Chronique : Les fonds accumulent des paris baissiers records sur le zinc alors que les actions du LME bondissent

Les gestionnaires de fonds ont augmenté leurs positions courtes sur le zinc, pariant que les prix des métaux de base les plus faibles de cette année connaîtraient de nouveaux inconvénients.

Le positionnement des fonds d’investissement est désormais le plus baissier depuis que le London Metal Exchange (LME) a ​​lancé pour la première fois son rapport sur les engagements des traders en 2018.

Le zinc à trois mois au LME, qui s’échange actuellement autour de 2 400 dollars la tonne, est déjà en baisse de 8 % par rapport au début de l’année.

L’utilisation du zinc dans l’acier galvanisé signifie qu’il est fortement exposé à la fortune du secteur mondial de la construction en difficulté, en particulier celui de la Chine.

Le marché mondial du zinc génère de nombreux excédents de métal, dont une partie vient d’arriver dans les entrepôts du LME, portant les stocks à leur plus haut niveau depuis juin 2021.

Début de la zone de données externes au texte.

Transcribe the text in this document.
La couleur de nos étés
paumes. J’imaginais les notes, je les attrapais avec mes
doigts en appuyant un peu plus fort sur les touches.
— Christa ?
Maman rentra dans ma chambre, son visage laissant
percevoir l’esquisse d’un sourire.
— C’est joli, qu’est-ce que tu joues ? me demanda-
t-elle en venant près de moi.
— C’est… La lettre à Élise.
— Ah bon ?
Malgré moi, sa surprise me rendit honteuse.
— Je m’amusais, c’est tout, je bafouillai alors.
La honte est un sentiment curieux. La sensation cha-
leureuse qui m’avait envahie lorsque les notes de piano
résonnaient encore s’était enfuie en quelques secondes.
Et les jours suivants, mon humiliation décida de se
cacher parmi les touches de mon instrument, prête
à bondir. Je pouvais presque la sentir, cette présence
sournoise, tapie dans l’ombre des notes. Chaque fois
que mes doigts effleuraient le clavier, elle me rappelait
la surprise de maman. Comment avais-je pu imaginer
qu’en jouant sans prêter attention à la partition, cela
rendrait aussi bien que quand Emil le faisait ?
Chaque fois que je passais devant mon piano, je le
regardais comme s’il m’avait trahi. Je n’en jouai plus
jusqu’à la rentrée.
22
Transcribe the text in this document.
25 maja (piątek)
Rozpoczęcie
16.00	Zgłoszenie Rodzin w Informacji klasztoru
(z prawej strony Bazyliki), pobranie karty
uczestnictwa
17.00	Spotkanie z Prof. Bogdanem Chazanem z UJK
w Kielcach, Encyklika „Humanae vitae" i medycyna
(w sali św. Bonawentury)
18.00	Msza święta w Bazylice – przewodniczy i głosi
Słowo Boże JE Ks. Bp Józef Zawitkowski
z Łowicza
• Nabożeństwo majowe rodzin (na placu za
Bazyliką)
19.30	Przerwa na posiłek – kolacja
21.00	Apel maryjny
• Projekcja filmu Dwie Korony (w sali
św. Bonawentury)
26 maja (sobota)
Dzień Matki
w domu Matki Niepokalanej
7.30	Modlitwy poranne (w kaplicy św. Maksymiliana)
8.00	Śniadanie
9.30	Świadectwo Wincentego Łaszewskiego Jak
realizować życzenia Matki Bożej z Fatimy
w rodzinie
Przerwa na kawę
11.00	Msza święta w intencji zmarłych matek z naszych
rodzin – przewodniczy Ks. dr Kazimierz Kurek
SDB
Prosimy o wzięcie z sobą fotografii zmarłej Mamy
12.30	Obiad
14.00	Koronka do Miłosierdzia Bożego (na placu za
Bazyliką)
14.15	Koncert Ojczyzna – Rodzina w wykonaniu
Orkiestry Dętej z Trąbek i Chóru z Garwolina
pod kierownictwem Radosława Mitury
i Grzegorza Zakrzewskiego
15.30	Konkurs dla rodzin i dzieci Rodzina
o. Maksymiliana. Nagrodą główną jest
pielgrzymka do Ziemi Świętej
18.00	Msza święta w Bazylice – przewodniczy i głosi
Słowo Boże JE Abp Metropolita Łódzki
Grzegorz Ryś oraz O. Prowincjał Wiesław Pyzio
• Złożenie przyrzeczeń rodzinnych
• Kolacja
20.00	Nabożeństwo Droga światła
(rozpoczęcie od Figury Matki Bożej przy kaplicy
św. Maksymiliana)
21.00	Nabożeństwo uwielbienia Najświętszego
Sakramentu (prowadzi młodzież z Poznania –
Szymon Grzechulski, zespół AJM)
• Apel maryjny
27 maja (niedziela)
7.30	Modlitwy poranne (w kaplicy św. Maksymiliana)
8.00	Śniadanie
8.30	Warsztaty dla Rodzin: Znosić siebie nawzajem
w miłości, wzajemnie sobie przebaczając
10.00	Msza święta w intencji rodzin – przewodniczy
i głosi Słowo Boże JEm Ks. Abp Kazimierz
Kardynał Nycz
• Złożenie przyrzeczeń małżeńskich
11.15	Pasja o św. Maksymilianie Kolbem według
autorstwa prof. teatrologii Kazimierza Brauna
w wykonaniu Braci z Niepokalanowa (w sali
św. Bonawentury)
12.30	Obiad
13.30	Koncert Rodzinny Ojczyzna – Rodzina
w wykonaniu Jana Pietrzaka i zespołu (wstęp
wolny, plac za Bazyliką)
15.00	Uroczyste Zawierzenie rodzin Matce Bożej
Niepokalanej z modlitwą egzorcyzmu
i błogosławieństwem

D’autres choses pourraient être en cours à en juger par les écarts de temps du LME, mais avec le prix qui ronge désormais la courbe des coûts, jusqu’où le zinc peut-il encore baisser ?

Positionnement du fonds sur le contrat zinc du LME
Positionnement du fonds sur le contrat zinc du LME

Attaque d’ours

Les gestionnaires du fonds ont relevé leurs positions courtes sur le contrat de zinc du LME à 60 492 contrats, soit un peu plus de 1,5 million de tonnes, à la fermeture des bureaux vendredi dernier. Le précédent positionnement vendeur record de 54 935 contrats a eu lieu en août de l’année dernière.

De nombreux fonds d’investissement continuent de faire confiance au zinc après que le prix du LME ait rebondi sur un plus bas de six mois à 2 278 dollars le 12 février.

Mais même sur une base nette, la vente collective de 18 012 contrats reste la plus importante depuis 2018, dépassant le précédent point de positionnement baissier maximum observé en février 2020, lorsque la Chine conduisait le monde au confinement lié au Covid-19.

Il convient de noter que les « autres institutions financières », notamment les fournisseurs d’indices et les acteurs de l’assurance, sont toujours nettes longues sur le zinc, mais à des niveaux très réduits par rapport à la période 2018-2021.

Prix ​​du zinc au LME, actions et spread cash-3s
Prix ​​du zinc au LME, actions et spread cash-3s

Inondation de zinc

L’accumulation de paris spéculatifs baissiers sur le contrat de zinc de Londres s’est accompagnée d’une hausse rapide des stocks des entrepôts du LME.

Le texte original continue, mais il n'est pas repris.